Council Initiated Project Culminates in Henry Luce Grant for Weisenfeld

January 9, 2021
Photo: Denise Applewhite

On December 1, Judith Weisenfeld and colleagues at the University of Pennsylvania and Washington University in St. Louis, received a $1 million grant from the Henry Luce Foundation for The Crossroads Project to advance public understanding of the history, politics and cultures of African American religions. The project was sparked in February by conversations from the African American Religious Studies Workshop which was supported by the Humanities Council’s Stewart Fund for Religion. The four-year collaborative project will highlight diverse traditions, past and present — including how Black religious leaders and communities have responded to COVID-19, climate and environmental crises, and struggles for racial justice. 

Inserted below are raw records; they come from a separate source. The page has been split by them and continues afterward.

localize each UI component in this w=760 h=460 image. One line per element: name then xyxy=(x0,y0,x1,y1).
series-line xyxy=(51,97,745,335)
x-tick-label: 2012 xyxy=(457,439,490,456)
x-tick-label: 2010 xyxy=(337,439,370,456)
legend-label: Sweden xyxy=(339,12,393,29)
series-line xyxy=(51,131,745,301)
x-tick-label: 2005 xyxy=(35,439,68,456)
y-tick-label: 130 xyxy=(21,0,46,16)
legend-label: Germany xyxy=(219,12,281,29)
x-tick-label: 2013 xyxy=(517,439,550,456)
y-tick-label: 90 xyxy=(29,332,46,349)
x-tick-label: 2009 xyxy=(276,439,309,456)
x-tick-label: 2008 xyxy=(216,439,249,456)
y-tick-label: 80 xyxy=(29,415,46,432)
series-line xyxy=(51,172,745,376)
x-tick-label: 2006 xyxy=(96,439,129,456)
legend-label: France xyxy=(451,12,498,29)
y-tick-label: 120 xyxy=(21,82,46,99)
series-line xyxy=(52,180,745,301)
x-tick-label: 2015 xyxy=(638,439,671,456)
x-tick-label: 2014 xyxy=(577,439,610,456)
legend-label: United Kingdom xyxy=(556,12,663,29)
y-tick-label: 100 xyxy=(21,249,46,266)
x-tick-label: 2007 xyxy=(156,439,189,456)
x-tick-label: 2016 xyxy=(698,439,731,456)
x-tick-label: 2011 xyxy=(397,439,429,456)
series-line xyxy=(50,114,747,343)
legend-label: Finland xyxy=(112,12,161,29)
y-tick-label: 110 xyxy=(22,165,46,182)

The Crossroads Project is housed in Princeton’s Center for the Study of Religion (CSR) and includes the development of resources for students, teachers and interested members of the public; and a mentoring program for graduate students and early-career scholars, including a postdoctoral fellowship at Princeton. Read more on the CSR website.

“The Crossroads Project responds to significant questions and challenges Americans face in our current moment regarding the relationship among race, religion and national identity, and the Henry Luce Foundation’s support represents a major investment in advancing the public conversation around these vital issues,” Weisenfeld said. “The project grows, in part, out of my own research on the complex interplay between Black religious experience and American society and culture, and I am eager to continue this work in a collaborative, multidisciplinary project.”

In a University homepage feature, Weisenfeld, the Agate Brown and George L. Collord Professor of Religion and chair of the Department of Religion, explains how psychiatry was used to subjugate Blacks following Emancipation and exposes ways in which white Southern physicians’ prejudices regarding African American religious practices fueled the rise of theories about race-based susceptibility to mental illness. Echoes of these theories persist today and are evident in discussions about why Blacks disproportionately get sick and die from COVID-19.